I just asked Jeremy who lives with me (kind of like an adopted son), who is 
nearly 21. His answer was he gets new music from Pandora and other sites. As 
soon as a new song or album comes out, it streams and he can listen to it. Many 
sites offer the music for free and others you can buy the new album. For years 
now if I want  pop, standards, ethnic, K-Pop, J-Pop, German, French, Russian, 
you name it, it is all on You Tube. My old Dodge Caravan has cassette so audio 
out on the computer to audio in on the cassette deck. With my new Caravan, it 
has CD, or MP3, so I can either record to a CD from You Tube or to an MP3 
player. I rarely buy music these days. It is all online somewhere.

Patrick Martin
Seaside OR
KGED QSL Manager

> From: l...@highnoonfilm.com
> Date: Tue, 5 Apr 2016 01:31:24 -0500
> To: irca@hard-core-dx.com
> Subject: Re: [IRCA] AM Revitalization: From Hard Facts to Whimsical Fantasy
> 
> I think it’s difficult for those of us who are a certain age (I’m 54) to 
> understand that young people don’t learn about new music the same way that we 
> did. Their main exposure to new artists now is via social media. A friend 
> discovers the artist by seeing them live, catching them on YouTube, a free 
> preview on I-Tunes, or a hundred other ways—then they share them with their 
> friends on social media. 
> 
> I’m a TV Commercial Director by profession. Years ago, if you wanted original 
> music, especially a real song with lyrics, etc. to be used in your 
> commercial, it was expensive. But now, I can find a real song from a largely 
> unknown artist or band, and license it quickly and easily for this use. Why 
> would an artist want to do this? Exposure. Kids see it (often on YouTube, 
> Instagram, etc) and then do a quick search to find out who the artist is. 

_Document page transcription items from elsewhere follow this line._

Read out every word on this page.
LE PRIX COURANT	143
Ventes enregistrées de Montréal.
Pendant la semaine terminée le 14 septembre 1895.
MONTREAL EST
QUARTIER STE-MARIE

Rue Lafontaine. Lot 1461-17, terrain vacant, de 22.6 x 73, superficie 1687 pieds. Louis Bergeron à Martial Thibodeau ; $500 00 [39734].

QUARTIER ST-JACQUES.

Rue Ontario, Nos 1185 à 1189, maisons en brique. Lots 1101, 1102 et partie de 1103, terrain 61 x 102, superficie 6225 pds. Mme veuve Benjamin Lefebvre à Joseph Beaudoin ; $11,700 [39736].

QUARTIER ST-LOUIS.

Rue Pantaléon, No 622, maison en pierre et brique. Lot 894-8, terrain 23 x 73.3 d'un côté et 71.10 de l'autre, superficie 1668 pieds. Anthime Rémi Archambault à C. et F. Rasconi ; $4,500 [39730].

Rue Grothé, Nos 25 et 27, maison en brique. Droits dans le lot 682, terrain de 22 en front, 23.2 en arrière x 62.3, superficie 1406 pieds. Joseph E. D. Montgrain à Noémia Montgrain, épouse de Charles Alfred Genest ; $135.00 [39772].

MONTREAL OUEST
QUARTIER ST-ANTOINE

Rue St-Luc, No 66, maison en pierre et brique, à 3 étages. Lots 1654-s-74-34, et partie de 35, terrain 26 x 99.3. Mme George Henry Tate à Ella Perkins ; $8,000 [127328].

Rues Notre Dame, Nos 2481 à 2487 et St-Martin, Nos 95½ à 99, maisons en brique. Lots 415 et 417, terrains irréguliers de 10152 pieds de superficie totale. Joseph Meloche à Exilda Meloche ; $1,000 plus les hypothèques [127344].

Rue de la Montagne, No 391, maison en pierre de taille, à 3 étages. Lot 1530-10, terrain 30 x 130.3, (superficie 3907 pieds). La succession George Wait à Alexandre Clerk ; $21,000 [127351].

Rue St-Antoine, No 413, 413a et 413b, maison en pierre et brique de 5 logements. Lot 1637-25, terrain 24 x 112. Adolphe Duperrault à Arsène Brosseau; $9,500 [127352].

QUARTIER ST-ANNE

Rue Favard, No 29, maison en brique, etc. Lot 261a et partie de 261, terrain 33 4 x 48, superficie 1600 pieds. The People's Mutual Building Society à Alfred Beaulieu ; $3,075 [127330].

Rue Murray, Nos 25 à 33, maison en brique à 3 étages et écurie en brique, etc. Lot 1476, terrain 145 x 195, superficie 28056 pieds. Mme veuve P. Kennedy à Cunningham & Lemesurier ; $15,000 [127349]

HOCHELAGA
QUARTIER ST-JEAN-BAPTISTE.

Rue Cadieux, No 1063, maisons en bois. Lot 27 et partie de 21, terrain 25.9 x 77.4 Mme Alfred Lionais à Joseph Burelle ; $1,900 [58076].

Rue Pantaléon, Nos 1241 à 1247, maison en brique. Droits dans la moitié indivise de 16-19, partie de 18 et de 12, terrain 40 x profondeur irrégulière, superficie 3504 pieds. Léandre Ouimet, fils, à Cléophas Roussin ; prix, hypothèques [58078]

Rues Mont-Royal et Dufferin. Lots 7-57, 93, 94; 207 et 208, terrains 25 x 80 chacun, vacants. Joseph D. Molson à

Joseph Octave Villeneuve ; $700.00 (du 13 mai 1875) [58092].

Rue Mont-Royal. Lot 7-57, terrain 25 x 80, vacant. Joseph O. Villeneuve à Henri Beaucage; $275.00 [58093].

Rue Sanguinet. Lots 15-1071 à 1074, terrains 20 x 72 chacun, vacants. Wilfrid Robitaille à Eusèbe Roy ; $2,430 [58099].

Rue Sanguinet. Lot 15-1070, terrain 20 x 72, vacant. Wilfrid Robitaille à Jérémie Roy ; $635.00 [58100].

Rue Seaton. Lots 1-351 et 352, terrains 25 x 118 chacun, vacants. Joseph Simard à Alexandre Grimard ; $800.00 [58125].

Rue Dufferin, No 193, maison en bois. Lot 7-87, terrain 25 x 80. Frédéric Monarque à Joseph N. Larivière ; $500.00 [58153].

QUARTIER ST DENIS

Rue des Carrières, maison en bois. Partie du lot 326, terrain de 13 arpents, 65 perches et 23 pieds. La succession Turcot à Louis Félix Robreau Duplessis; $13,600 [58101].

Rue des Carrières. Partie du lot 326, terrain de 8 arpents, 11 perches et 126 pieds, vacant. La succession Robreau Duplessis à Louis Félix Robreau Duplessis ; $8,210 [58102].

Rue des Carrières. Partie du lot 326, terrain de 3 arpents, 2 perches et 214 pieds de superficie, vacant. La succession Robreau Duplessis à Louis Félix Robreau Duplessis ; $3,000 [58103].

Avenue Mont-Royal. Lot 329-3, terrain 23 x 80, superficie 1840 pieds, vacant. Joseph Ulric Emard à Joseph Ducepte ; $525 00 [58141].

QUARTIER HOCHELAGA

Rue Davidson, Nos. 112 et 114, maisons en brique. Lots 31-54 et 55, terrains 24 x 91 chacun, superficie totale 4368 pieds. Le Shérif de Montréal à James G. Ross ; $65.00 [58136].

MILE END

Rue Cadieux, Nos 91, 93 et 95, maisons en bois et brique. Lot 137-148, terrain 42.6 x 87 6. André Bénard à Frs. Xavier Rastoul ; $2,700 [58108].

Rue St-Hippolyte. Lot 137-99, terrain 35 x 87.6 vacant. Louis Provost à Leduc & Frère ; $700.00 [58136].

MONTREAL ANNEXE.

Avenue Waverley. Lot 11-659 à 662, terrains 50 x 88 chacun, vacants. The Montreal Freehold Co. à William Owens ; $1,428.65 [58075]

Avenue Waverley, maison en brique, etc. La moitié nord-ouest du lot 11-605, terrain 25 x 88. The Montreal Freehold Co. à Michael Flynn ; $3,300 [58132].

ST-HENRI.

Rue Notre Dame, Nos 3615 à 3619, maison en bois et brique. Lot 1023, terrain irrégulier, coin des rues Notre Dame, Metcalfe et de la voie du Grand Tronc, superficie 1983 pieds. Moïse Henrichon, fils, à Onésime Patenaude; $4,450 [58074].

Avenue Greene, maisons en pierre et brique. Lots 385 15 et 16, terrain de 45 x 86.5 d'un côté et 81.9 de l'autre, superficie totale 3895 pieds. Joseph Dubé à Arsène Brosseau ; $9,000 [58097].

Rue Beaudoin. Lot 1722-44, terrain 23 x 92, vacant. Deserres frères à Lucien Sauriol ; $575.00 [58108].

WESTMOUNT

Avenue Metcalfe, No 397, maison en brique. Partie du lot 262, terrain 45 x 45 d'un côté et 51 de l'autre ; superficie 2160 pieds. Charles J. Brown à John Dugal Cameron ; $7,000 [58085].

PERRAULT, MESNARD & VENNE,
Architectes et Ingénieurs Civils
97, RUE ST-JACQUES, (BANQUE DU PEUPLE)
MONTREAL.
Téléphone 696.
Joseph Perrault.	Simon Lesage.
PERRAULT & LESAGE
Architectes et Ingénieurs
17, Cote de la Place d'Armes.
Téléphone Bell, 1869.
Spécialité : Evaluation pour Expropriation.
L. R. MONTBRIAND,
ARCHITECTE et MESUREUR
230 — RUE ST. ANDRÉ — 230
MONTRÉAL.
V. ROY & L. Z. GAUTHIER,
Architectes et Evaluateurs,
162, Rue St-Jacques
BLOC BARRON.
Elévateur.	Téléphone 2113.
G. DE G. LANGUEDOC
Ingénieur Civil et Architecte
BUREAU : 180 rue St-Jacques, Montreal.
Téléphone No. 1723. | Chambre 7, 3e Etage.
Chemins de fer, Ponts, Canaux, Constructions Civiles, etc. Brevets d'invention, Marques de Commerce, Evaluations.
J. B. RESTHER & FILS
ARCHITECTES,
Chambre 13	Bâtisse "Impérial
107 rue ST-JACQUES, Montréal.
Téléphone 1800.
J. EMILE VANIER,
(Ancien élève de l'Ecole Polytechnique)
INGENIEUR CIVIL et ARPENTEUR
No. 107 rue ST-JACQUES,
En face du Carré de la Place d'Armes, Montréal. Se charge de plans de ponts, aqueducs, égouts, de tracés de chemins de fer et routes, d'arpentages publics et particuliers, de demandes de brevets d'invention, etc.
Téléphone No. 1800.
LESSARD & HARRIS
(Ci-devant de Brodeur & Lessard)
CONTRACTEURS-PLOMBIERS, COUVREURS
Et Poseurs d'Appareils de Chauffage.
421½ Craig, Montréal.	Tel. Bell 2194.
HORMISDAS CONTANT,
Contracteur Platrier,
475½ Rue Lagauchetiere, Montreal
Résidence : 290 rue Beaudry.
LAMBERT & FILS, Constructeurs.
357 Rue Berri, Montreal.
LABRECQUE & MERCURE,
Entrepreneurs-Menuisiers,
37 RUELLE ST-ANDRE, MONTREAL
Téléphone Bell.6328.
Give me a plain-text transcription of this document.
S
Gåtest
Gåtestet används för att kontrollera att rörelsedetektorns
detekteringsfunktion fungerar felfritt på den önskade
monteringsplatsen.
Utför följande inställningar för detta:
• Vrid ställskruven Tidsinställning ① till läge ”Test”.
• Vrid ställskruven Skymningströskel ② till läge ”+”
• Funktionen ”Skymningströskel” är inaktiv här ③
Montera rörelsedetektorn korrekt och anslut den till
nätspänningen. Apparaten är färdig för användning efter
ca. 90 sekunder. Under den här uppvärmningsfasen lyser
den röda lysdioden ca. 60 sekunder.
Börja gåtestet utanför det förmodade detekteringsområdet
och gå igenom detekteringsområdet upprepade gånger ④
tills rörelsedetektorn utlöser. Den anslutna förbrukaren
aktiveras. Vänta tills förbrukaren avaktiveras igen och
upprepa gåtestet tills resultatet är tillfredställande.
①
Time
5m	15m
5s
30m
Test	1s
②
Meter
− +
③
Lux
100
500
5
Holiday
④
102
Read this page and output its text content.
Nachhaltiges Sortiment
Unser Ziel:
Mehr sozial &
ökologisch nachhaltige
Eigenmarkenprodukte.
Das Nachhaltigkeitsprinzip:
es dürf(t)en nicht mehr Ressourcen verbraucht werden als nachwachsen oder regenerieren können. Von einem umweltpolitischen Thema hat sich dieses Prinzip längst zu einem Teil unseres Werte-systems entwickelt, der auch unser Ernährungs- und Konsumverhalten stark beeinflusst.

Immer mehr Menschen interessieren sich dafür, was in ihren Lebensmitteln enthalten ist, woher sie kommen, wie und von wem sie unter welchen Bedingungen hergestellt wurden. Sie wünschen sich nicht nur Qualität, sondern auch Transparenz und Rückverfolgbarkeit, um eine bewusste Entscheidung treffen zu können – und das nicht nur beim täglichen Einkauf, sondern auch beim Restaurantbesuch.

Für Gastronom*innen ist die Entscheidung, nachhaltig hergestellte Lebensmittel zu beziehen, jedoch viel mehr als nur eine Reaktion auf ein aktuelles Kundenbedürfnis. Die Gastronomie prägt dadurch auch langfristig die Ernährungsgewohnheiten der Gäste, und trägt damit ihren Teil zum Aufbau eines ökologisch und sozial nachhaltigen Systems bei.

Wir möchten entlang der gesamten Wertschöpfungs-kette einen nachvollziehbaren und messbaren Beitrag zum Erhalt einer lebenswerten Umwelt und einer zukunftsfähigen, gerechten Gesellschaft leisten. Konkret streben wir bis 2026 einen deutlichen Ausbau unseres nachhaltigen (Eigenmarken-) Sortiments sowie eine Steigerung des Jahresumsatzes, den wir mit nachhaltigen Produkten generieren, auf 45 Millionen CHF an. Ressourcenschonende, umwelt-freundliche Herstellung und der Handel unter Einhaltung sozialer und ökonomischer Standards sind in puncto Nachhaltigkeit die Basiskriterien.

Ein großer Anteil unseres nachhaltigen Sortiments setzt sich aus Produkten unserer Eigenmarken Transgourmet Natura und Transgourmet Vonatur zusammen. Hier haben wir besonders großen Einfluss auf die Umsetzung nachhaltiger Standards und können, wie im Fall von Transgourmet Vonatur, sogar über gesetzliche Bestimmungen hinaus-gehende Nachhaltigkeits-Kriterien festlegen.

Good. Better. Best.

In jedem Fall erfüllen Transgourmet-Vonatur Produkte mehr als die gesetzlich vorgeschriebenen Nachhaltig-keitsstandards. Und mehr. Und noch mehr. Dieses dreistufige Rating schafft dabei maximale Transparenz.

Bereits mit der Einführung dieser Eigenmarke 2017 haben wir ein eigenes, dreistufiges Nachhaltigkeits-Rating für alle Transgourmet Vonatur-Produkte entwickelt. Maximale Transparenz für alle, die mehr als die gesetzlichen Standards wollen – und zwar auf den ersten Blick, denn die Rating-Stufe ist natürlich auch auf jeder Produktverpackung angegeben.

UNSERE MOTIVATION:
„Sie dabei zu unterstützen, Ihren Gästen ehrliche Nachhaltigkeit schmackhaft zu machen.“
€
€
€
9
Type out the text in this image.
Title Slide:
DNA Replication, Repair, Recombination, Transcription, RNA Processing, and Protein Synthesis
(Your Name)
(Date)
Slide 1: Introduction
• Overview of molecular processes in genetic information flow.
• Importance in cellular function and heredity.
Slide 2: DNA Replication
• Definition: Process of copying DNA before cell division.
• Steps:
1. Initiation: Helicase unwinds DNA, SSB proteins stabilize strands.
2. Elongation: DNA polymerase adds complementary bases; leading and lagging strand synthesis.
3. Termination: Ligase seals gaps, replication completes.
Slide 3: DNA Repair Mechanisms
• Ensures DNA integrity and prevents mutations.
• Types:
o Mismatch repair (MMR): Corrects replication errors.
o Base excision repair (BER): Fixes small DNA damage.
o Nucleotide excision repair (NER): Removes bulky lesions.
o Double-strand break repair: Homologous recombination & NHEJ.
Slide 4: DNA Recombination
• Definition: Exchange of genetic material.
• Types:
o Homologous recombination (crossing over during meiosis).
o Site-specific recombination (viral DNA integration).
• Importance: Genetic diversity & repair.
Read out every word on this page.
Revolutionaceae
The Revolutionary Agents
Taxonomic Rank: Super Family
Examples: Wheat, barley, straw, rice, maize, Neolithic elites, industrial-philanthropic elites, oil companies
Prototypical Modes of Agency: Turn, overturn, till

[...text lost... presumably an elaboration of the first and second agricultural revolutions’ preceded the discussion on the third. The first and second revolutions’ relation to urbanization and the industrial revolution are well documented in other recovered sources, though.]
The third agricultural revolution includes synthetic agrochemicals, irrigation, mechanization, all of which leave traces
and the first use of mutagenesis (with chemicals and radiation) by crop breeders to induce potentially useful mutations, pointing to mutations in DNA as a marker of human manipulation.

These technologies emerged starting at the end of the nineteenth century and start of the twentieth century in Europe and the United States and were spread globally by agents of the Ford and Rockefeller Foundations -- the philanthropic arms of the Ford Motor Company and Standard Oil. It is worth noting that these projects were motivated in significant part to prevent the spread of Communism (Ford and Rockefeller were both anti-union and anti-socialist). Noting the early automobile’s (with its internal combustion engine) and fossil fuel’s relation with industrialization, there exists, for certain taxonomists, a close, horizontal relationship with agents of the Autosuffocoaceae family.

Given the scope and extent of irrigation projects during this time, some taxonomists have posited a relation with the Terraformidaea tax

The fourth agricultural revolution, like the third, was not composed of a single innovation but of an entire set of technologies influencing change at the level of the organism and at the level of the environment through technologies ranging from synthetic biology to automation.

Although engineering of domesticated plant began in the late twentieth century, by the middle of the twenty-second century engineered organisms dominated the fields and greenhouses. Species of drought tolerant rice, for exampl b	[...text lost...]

> Next thing you know, the song is being downloaded like crazy. 
> 
> Radio is no longer the gatekeeper medium for introducing new musical artists. 
> 
> If it’s going to survive, it must embrace content that caters to it’s 
> strengths. For the time being, that is likely to be more talk, more live 
> programming, and a LOT more locally produced content. Especially on AM. 
> 
> 
> 
> 
> 73,
> 
> Les Rayburn, N1LF
> 121 Mayfair Park
> Maylene, AL 
> EM63nf
> 
> Member WTFDA, IRCA, NRC. Former CPC Chairman for NRC & IRCA. 
> 
> Elad FDM-S2 SDR, AirSpy SDR, Quantum Phaser, Wellbrook ALA1530 Loop, 
> Wellbrook Flag, Clifton Labs Active Whip.